Lopes aponta que a URE é um incinerador, gera poluição e não se enquadra na Política Nacional de Resíduos Sólidos. A lei estabelece prioridades, pela ordem: não geração de resíduos, coleta seletiva, reciclagem. Só depois se prevê recuperação energética, mas não se fala em incineradores.
“A incineração é mais fácil, como pegar um saquinho plástico cheio de lixo e lançar dentro do incinerador, o que não é sustentável. Ele tem muito mais desvantagens do que vantagens. É uma máquina que vai pegar esses resíduos, queimá-los em determinada temperatura e reduzir seu volume.”
Lopes diz que o processo gera outros poluentes atmosféricos e “plumas” de metais pesados, dióxisdo de carbono (CO2), óxido de nitrogênio, dioxina e furanos. Estes últimos são cancerígenos, pois provêm de lixo com material à base de cloro, como sacos e copos plásticos.
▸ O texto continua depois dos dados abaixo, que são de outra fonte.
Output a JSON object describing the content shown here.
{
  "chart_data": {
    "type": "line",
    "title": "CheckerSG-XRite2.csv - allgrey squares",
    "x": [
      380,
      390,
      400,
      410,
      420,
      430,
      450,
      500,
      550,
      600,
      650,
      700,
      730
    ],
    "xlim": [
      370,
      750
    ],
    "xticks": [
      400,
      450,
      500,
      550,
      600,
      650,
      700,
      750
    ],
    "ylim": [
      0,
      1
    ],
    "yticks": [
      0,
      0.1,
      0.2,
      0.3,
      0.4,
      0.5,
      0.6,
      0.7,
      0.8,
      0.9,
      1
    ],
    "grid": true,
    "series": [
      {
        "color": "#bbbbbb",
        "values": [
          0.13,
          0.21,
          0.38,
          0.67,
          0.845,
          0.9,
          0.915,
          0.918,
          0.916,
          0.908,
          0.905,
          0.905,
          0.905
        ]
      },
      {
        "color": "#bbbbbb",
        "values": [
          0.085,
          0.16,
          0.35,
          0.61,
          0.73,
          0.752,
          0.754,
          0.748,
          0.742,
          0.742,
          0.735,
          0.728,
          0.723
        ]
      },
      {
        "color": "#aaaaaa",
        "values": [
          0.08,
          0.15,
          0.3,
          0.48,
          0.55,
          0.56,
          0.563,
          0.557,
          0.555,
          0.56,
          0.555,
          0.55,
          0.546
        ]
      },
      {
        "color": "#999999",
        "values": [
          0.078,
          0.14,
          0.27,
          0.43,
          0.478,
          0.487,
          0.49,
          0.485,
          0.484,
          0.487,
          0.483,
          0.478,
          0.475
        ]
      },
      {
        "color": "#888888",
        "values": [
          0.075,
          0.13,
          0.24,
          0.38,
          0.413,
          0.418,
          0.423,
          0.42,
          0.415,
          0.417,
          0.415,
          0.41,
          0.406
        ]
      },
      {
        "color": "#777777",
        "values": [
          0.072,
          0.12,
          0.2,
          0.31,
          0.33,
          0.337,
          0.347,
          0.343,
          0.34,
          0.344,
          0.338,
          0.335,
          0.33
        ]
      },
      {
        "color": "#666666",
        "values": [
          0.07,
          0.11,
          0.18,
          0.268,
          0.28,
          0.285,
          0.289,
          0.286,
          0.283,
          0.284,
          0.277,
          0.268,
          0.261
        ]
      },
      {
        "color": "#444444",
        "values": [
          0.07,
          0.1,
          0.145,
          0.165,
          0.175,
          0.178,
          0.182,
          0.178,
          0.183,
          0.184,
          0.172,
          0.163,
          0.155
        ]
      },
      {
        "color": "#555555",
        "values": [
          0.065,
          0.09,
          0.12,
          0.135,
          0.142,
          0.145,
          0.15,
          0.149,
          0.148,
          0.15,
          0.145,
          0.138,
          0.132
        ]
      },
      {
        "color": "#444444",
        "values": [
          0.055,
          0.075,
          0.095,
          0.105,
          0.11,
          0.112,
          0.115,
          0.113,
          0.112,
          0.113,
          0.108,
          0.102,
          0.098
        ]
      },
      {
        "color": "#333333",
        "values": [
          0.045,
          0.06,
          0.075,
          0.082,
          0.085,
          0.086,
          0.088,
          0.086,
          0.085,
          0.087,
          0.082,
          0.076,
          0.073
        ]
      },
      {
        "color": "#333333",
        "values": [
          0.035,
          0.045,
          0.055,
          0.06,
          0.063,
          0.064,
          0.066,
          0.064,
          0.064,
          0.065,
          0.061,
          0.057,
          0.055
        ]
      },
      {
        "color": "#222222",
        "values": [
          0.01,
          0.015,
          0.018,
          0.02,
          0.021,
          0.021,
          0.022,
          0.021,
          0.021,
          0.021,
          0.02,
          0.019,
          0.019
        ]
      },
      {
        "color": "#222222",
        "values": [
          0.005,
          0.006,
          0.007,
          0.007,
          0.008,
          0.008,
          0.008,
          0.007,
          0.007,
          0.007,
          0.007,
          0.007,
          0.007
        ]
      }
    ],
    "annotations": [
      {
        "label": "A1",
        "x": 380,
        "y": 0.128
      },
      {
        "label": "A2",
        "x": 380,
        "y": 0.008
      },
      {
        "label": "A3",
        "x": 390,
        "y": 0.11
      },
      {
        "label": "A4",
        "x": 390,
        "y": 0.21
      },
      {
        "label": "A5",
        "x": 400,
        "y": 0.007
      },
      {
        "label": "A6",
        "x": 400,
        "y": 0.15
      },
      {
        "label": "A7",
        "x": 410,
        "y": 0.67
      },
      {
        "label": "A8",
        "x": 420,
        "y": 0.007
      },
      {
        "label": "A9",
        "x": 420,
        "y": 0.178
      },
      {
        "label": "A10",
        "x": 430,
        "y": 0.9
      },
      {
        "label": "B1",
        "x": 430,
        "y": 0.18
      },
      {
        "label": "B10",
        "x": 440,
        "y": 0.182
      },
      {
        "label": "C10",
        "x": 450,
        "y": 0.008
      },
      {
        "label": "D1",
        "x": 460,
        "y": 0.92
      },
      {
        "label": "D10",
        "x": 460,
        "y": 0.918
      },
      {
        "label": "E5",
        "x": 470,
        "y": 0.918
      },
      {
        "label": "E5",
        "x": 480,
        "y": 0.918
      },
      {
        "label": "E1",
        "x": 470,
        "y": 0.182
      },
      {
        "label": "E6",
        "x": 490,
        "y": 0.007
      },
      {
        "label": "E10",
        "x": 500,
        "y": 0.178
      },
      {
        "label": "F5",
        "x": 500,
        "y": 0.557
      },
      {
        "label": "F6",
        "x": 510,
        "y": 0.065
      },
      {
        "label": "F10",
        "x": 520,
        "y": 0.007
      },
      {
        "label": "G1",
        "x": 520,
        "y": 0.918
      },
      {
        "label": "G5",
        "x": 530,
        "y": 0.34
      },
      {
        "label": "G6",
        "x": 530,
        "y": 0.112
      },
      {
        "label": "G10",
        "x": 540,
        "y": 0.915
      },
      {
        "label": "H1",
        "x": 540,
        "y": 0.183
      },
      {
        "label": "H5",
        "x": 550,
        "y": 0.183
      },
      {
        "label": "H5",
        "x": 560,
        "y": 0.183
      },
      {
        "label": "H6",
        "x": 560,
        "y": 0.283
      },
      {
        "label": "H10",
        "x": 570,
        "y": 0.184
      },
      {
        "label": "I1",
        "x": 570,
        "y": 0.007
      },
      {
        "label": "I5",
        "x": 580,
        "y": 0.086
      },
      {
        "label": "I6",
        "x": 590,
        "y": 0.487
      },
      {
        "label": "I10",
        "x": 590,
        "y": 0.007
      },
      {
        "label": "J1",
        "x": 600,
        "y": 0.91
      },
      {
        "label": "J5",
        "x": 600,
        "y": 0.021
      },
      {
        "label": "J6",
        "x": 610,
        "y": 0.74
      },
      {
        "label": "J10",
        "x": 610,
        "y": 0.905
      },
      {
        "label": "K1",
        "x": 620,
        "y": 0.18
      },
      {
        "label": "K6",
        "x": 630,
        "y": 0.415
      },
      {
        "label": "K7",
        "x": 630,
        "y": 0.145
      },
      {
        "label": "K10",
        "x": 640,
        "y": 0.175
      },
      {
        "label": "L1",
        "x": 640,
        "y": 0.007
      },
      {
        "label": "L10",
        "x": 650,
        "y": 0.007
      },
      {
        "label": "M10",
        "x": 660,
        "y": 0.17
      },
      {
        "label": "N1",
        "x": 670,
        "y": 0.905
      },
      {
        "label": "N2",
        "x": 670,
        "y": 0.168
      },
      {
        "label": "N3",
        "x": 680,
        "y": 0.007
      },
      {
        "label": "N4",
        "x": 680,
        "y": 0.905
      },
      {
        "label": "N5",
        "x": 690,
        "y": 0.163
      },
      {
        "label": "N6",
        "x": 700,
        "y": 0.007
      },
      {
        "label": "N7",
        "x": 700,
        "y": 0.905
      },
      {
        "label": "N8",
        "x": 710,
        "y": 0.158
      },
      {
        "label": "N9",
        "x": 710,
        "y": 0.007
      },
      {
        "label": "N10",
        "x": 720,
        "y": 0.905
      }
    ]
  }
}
O engenheiro aponta mais tipos de elementos decorrentes da queima. “Escória, cinzas volantes (o que sai pela chaminé) e uma lama proveniente dos lavadores de gases (são ácidos e precisam ser arrefecidos). Esses três resíduos precisam ser dispostos de maneira certa, pois têm contaminantes.”
A sobra do que fosse incinerado precisaria ser encaminhada a um aterro de resíduos perigosos, diz. “O mais próximo é em Barueri ou Tremembé, próximo de Campos do Jordão. Olhe o custo do transporte, os riscos associados a acidentes e custos que a Prefeitura vai ter”, sugere.
Tratamento Biológico
Élio Lopes destaca que, para a Baixada Santista, onde 50% do lixo é orgânico, o ideal é o tratamento biológico. “Ele se incorpora perfeitamente à Política Nacional de Resíduos Sólidos. Dentro do tratamento biológico só pode entrar material orgânico, o inorgânico não entra. Esse resíduo orgânico vai gerar um gás biológico, que vai ser queimado para depois gerar energia. Você não queima o resíduo, você queima o gás.”
Lopes conclui que, “além de ser mais barato, não gerar poluentes e só ter vantagens, o tratamento biológico exige um trabalho de separação e de triagem de recicláveis.